Байрон обратился к архиепископу Кентерберийскому за специальным разрешением, «чтобы пожениться в любое время и в любом месте без суеты и публичной огласки». Так он сказал Аннабелле, которая пыталась скрыть свою досаду от своих родителей и самой себя. Свадебный торт уже черствел, а подобающий случаю текст – благородная попытка сэра Ральфа сочинить гимн в честь новобрачных – пылился на его столе. 24 декабря Хобхаус тронулся в путь вместе с унылым женихом. Они расстались в Честерфорде: Хобхаус направился в Кембридж, а Байрон – в Сикс-Майл-Боттом. Рождество оказалось несчастливым, как и в Сихэме, потому что полковник Ли был дома, и Байрон чувствовал себя не в своей тарелке.
Там он написал письмо с отказом от помолвки, но Августа убедила брата не отправлять его. Вечером следующего дня Байрон встретился с Хобхаусом. Тот записал в своем дневнике: «Никогда еще жених так не торопился».
Они отправились в Сихэм на следующий день, погода стояла морозная, землю покрыл снег. Байрон, который любил жаркий юг, решил, что это дурное предзнаменование. Он «честно признался своему спутнику, что не любит будущую жену, но в то же время добавил, что испытывает к ней уважение – самую верную гарантию семейного счастья и благополучия. Он заметил, что испытывает отвращение перед браком, пока его запутанные дела не разрешились…». Той ночью Хобхаус записал в дневнике: «Жених уже не испытывает нетерпения».
В восемь вечера, в пятницу 30 декабря, через неделю после отъезда из Лондона, они наконец добрались до Сихэма. Там их уже с нетерпением ждали. Первое впечатление Хобхауса о мисс Милбэнк было не в ее пользу. «Мисс выглядит довольно неизящно, в длинном и закрытом платье, как заметил Б., хотя у нее красивые ноги. Нижняя часть ее лица непривлекательна, а верхняя – выразительна, хотя и некрасива». Позднее он нашел ее более привлекательной. «Со мной она вела себя открыто и искренне, без манерничанья и притворства. К моему другу она казалась по-настоящему привязанной, с восторгом глядя на его волнующуюся грудь, однако мастерски скрывала свои чувства. Б. любит ее, находясь рядом, и это легко заметить посторонним».
1 января была суббота, и свадьбу отложили на следующий день.
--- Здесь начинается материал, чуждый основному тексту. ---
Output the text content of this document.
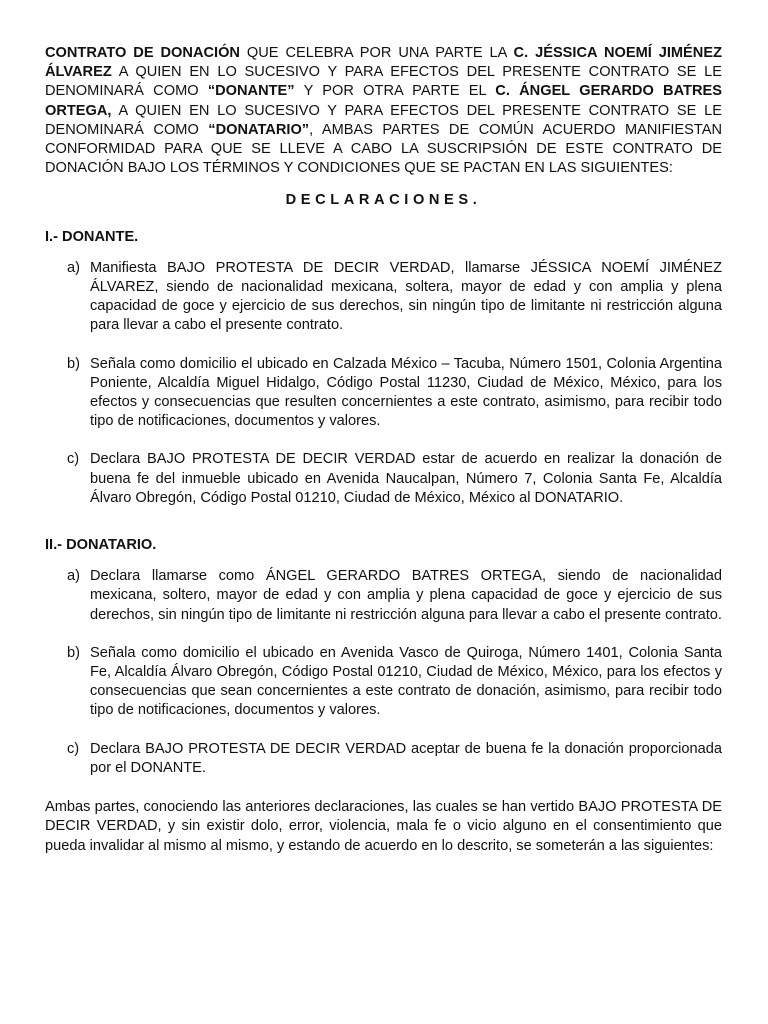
CONTRATO DE DONACIÓN QUE CELEBRA POR UNA PARTE LA C. JÉSSICA NOEMÍ JIMÉNEZ ÁLVAREZ A QUIEN EN LO SUCESIVO Y PARA EFECTOS DEL PRESENTE CONTRATO SE LE DENOMINARÁ COMO “DONANTE” Y POR OTRA PARTE EL C. ÁNGEL GERARDO BATRES ORTEGA, A QUIEN EN LO SUCESIVO Y PARA EFECTOS DEL PRESENTE CONTRATO SE LE DENOMINARÁ COMO “DONATARIO”, AMBAS PARTES DE COMÚN ACUERDO MANIFIESTAN CONFORMIDAD PARA QUE SE LLEVE A CABO LA SUSCRIPSIÓN DE ESTE CONTRATO DE DONACIÓN BAJO LOS TÉRMINOS Y CONDICIONES QUE SE PACTAN EN LAS SIGUIENTES:

DECLARACIONES.

I.- DONANTE.

a) Manifiesta BAJO PROTESTA DE DECIR VERDAD, llamarse JÉSSICA NOEMÍ JIMÉNEZ ÁLVAREZ, siendo de nacionalidad mexicana, soltera, mayor de edad y con amplia y plena capacidad de goce y ejercicio de sus derechos, sin ningún tipo de limitante ni restricción alguna para llevar a cabo el presente contrato.
b) Señala como domicilio el ubicado en Calzada México – Tacuba, Número 1501, Colonia Argentina Poniente, Alcaldía Miguel Hidalgo, Código Postal 11230, Ciudad de México, México, para los efectos y consecuencias que resulten concernientes a este contrato, asimismo, para recibir todo tipo de notificaciones, documentos y valores.
c) Declara BAJO PROTESTA DE DECIR VERDAD estar de acuerdo en realizar la donación de buena fe del inmueble ubicado en Avenida Naucalpan, Número 7, Colonia Santa Fe, Alcaldía Álvaro Obregón, Código Postal 01210, Ciudad de México, México al DONATARIO.

II.- DONATARIO.

a) Declara llamarse como ÁNGEL GERARDO BATRES ORTEGA, siendo de nacionalidad mexicana, soltero, mayor de edad y con amplia y plena capacidad de goce y ejercicio de sus derechos, sin ningún tipo de limitante ni restricción alguna para llevar a cabo el presente contrato.
b) Señala como domicilio el ubicado en Avenida Vasco de Quiroga, Número 1401, Colonia Santa Fe, Alcaldía Álvaro Obregón, Código Postal 01210, Ciudad de México, México, para los efectos y consecuencias que sean concernientes a este contrato de donación, asimismo, para recibir todo tipo de notificaciones, documentos y valores.
c) Declara BAJO PROTESTA DE DECIR VERDAD aceptar de buena fe la donación proporcionada por el DONANTE.

Ambas partes, conociendo las anteriores declaraciones, las cuales se han vertido BAJO PROTESTA DE DECIR VERDAD, y sin existir dolo, error, violencia, mala fe o vicio alguno en el consentimiento que pueda invalidar al mismo al mismo, y estando de acuerdo en lo descrito, se someterán a las siguientes:
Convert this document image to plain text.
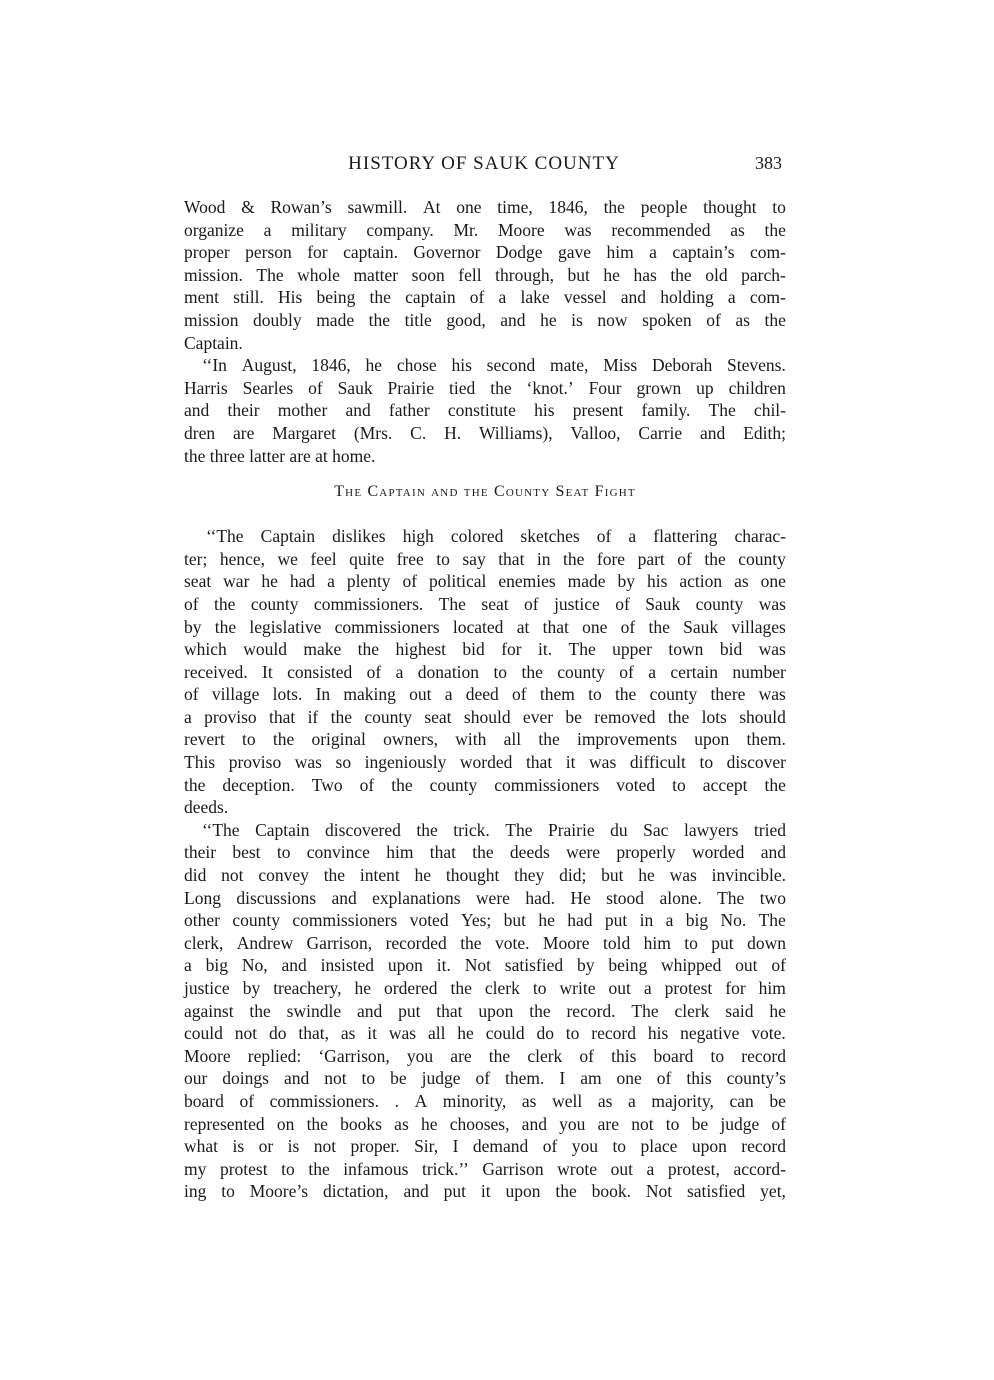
HISTORY OF SAUK COUNTY	383
Wood & Rowan’s sawmill. At one time, 1846, the people thought to
organize a military company. Mr. Moore was recommended as the
proper person for captain. Governor Dodge gave him a captain’s com-
mission. The whole matter soon fell through, but he has the old parch-
ment still. His being the captain of a lake vessel and holding a com-
mission doubly made the title good, and he is now spoken of as the
Captain.
‘‘In August, 1846, he chose his second mate, Miss Deborah Stevens.
Harris Searles of Sauk Prairie tied the ‘knot.’ Four grown up children
and their mother and father constitute his present family. The chil-
dren are Margaret (Mrs. C. H. Williams), Valloo, Carrie and Edith;
the three latter are at home.
The Captain and the County Seat Fight
‘‘The Captain dislikes high colored sketches of a flattering charac-
ter; hence, we feel quite free to say that in the fore part of the county
seat war he had a plenty of political enemies made by his action as one
of the county commissioners. The seat of justice of Sauk county was
by the legislative commissioners located at that one of the Sauk villages
which would make the highest bid for it. The upper town bid was
received. It consisted of a donation to the county of a certain number
of village lots. In making out a deed of them to the county there was
a proviso that if the county seat should ever be removed the lots should
revert to the original owners, with all the improvements upon them.
This proviso was so ingeniously worded that it was difficult to discover
the deception. Two of the county commissioners voted to accept the
deeds.
‘‘The Captain discovered the trick. The Prairie du Sac lawyers tried
their best to convince him that the deeds were properly worded and
did not convey the intent he thought they did; but he was invincible.
Long discussions and explanations were had. He stood alone. The two
other county commissioners voted Yes; but he had put in a big No. The
clerk, Andrew Garrison, recorded the vote. Moore told him to put down
a big No, and insisted upon it. Not satisfied by being whipped out of
justice by treachery, he ordered the clerk to write out a protest for him
against the swindle and put that upon the record. The clerk said he
could not do that, as it was all he could do to record his negative vote.
Moore replied: ‘Garrison, you are the clerk of this board to record
our doings and not to be judge of them. I am one of this county’s
board of commissioners. . A minority, as well as a majority, can be
represented on the books as he chooses, and you are not to be judge of
what is or is not proper. Sir, I demand of you to place upon record
my protest to the infamous trick.’’ Garrison wrote out a protest, accord-
ing to Moore’s dictation, and put it upon the book. Not satisfied yet,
Ночью Байрон сказал другу: «Что ж, Хобхаус, это наша последняя ночь, завтра я буду мужем Аннабеллы». По словам Мура, Байрон «описал себя просыпающимся в утро свадьбы с самыми грустными мыслями при виде висящего на стуле парадного костюма. В том же настроении он один бродил по поместью, пока его его не призвали на церемонию…».
Свадьба состоялась в гостиной, где присутствовали только два священника, семья Аннабеллы и ее бывшая гувернантка, миссис Клермонт. «Мисс М. была тверда как скала и в течение всей церемонии не отрываясь глядела на Байрона, повторяла слова громко и четко. Б. сначала споткнулся, произнося: «Я, Джордж Гордон», а когда сказал: «делить радости и горести», то глянул на меня с полуулыбкой».
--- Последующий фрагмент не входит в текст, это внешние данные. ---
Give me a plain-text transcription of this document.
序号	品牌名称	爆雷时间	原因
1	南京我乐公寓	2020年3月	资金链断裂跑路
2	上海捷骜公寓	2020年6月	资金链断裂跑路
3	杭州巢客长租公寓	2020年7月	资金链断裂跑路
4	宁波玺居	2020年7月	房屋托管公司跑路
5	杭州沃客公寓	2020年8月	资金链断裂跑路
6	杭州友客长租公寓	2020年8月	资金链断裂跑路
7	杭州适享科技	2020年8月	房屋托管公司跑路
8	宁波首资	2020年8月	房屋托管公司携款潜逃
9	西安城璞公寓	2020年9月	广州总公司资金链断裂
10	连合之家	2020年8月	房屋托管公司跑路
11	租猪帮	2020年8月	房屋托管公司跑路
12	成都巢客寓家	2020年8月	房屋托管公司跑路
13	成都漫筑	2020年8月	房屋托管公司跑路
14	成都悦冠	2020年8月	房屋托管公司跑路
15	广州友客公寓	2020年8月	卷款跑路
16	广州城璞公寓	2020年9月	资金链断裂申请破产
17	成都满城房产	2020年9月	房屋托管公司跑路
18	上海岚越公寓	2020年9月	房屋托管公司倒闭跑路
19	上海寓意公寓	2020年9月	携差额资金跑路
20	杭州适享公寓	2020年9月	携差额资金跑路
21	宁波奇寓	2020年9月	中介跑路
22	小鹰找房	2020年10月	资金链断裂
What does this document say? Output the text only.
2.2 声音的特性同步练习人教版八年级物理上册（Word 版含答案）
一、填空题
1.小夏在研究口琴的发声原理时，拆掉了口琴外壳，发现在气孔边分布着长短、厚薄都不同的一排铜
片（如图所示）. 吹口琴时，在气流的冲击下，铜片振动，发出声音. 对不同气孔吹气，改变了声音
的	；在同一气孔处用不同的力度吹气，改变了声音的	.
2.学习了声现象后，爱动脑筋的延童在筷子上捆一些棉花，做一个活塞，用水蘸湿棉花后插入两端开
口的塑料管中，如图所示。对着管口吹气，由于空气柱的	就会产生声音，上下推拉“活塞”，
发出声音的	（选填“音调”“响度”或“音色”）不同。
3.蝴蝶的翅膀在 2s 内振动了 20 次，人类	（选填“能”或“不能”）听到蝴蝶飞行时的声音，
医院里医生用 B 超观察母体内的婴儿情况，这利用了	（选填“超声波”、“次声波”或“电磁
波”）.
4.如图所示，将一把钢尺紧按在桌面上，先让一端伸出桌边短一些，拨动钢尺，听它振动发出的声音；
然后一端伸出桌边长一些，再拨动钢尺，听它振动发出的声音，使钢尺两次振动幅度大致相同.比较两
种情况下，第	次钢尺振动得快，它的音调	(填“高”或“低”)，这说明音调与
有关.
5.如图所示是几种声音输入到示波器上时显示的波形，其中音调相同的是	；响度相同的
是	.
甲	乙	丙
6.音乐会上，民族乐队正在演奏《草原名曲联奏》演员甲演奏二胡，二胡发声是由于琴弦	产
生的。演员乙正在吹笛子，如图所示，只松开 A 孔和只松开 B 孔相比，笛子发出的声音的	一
Кольцо, которое Байрон надел на палец Аннабелле, было когда-то найдено в саду в Ньюстеде, когда он был там с Августой, это кольцо принадлежало еще его матери. Тяжелое золотое кольцо, пришедшееся впору коренастой миссис Байрон, оказалось слишком большим для изящного пальца мисс Милбэнк. Ее мать была близка к истерике, потому что в душе уже сомневалась в достоинствах своего зятя, который не смог устроить отвечающую приличиям свадьбу. Позже она написала: «Никогда до или после свадьбы не сделал он ни одного подарка леди Б., даже такого простого, как бриллиантовое обручальное кольцо…»
Гостей не было. Леди Байрон вышла и вскоре вернулась в дорожном платье. Хобхаус вспоминал: «Байрон был спокоен, и мне показалось, будто я только что похоронил друга». Во дворе уже ждал экипаж. Новобрачным пришлось проехать сорок миль по морозу, прежде чем они остановились на ночь в Халнаби-Холле, в Йоркшире, доме, который снял сэр Ральф для их медового месяца. Хобхаус положил в экипаж томик поэм Байрона в желтом сафьяновом переплете в качестве свадебного подарка леди Байрон. В дневнике он написал: «Когда я пожелал ей много счастливых лет, она сказала: «Если я не буду счастлива, то только по своей вине». Я с грустью расстался со своим милым другом».